I don't care if it's easy or not.  Just because it can be done, it doesn't
mean it should be done.

2) glib adds code size at the runtime

Many other things do.  Those who design embedded systems should consider
what can be removed or disabled.  I believe that glib 1 should be used and
linked statically to eliminate unused code.  Maybe glib 2 should have
better support for embedded systems, e.g. it should be possible to
eliminate some unneeded features, like selection of the malloc
implementation.  Also, some sources could be split to make smaller object
files and this make linking more fine-grained.

3) glib adds (or will add) dependency on GNOME, XFree86 etc

That's an invalid argument.  Maybe there is a problem with perception of
glib as part of GNOME, but I cannot fix perception by technical means.

4) glib may have its own bugs

Yes, but I'd rather trust the list code written by somebody specifically
writing the list code rather than the code by somebody implementing e.g.
directory list in mc.  There are some little details that are hard to get
right if you are thinking of something else.

I must admit that glib makes it easy to make certain errors with lists.
I don't know if alternative implementations were considered.  But I don't
know of any replacement for the list functions in glib.

5) glib has an unstable API

Unless you specifically disable deprecated functions, it should be
backward compatible.

6) glib is hard to compile

That's true for glib2 because of its dependency on libiconv, gettext and
pkgconfig.  I still cannot get the build script to work on
FreeBSD 5.1.  This needs to be fixed.  In particular, recent versions of
gettext hardcodes the ".so" suffix in some places.  Also, glib doesn't
detect libiconv properly in some situations (it uses headers not matching
the library).

On the other hand, we have glib1 now, and it's easy o compile.

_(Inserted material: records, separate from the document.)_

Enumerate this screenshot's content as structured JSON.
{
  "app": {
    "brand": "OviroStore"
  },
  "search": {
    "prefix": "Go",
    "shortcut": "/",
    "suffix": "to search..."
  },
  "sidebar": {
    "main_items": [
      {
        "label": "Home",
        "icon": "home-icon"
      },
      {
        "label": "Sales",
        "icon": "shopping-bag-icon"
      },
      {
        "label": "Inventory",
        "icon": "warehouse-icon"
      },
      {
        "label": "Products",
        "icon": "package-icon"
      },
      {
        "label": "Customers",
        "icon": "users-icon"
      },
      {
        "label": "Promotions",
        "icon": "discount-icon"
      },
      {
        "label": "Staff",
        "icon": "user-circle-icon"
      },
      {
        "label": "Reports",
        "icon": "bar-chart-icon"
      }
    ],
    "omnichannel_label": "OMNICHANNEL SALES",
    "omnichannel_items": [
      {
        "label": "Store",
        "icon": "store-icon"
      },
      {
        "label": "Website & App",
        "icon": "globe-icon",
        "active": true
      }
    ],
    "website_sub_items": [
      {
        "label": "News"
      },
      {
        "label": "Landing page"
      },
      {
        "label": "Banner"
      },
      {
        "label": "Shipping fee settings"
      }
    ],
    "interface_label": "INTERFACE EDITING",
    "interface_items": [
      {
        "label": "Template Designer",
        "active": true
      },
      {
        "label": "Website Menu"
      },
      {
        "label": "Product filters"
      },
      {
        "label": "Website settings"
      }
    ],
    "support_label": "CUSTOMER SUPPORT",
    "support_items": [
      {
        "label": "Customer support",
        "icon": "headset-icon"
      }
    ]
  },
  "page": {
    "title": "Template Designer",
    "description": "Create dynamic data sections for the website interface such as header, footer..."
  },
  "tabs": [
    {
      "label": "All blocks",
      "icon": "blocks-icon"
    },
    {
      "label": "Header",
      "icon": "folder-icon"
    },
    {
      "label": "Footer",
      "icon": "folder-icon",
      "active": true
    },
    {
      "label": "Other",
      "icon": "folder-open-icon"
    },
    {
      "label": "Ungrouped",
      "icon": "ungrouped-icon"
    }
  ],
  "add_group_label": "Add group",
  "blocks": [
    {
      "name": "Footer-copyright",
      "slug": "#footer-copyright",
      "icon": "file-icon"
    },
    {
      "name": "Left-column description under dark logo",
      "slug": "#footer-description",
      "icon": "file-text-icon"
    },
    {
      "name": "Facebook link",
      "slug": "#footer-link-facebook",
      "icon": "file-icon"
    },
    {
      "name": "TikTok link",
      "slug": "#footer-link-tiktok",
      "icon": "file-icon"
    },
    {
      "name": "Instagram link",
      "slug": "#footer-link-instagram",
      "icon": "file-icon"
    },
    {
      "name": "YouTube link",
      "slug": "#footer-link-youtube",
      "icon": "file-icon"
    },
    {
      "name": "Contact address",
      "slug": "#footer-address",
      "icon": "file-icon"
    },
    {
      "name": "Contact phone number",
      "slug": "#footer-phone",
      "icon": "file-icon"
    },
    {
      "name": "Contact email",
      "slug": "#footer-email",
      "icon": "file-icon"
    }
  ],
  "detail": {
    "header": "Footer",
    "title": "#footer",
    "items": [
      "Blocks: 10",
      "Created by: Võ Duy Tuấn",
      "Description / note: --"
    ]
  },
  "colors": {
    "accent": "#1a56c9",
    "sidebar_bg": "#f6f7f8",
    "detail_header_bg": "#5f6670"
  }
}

7) glib brings additional dependencies

glib2 doesn't bring any additional dependencies for full-featured mc.  We
are using gettext already, and libiconv is used if the charset conversion
is enabled.  If you are building an embedded system, use glib1 for now,
but help glib2 developers to make glib2 leaner (optionally).

8) glib brings no real benefits to mc

Not true.  A lot of string operations are simplified by functions like
g_strdup_printf().  It may seem easy to replace each function with an
equivalent not using glib, but it may not be so easy to understand and
modify the code using standard string functions.

9) we don't need glib2, let's just integrate parts from glib1

glib2 has potentially useful code, such as Unicode support and the event
loop.  If we were using the event loop, porting mc to BeOS with its
braindamaged socket-only select() would have been trivial.  We cannot rely
on Unicode support in libc if we want to stay portable.

10) glib is not portable

glib1 is portable.  There are minor issues with some OSes, but they are
trivial to fix.

glib2 has issues with one of its dependencies, namely gettext.  I'm not
aware of portability issues in glib2 itself.  These problems can and
should be fixed before we drop glib1 support.

11) the alternative to glib is glibc

We cannot rely on GNU extensions if we want to stay portable.  There are
many libc implementations that crash on free(NULL).

12) shared libraries are inconvenient, fault prone etc

Shared libraries are good enough for OpenBSD.  Modular design is good
enough for spacecrafts.

13) users won't find glib, especially the glib-devel package

If you are compiling code, you are supposed to understand something.
Otherwise, use precompiled packages, including mc.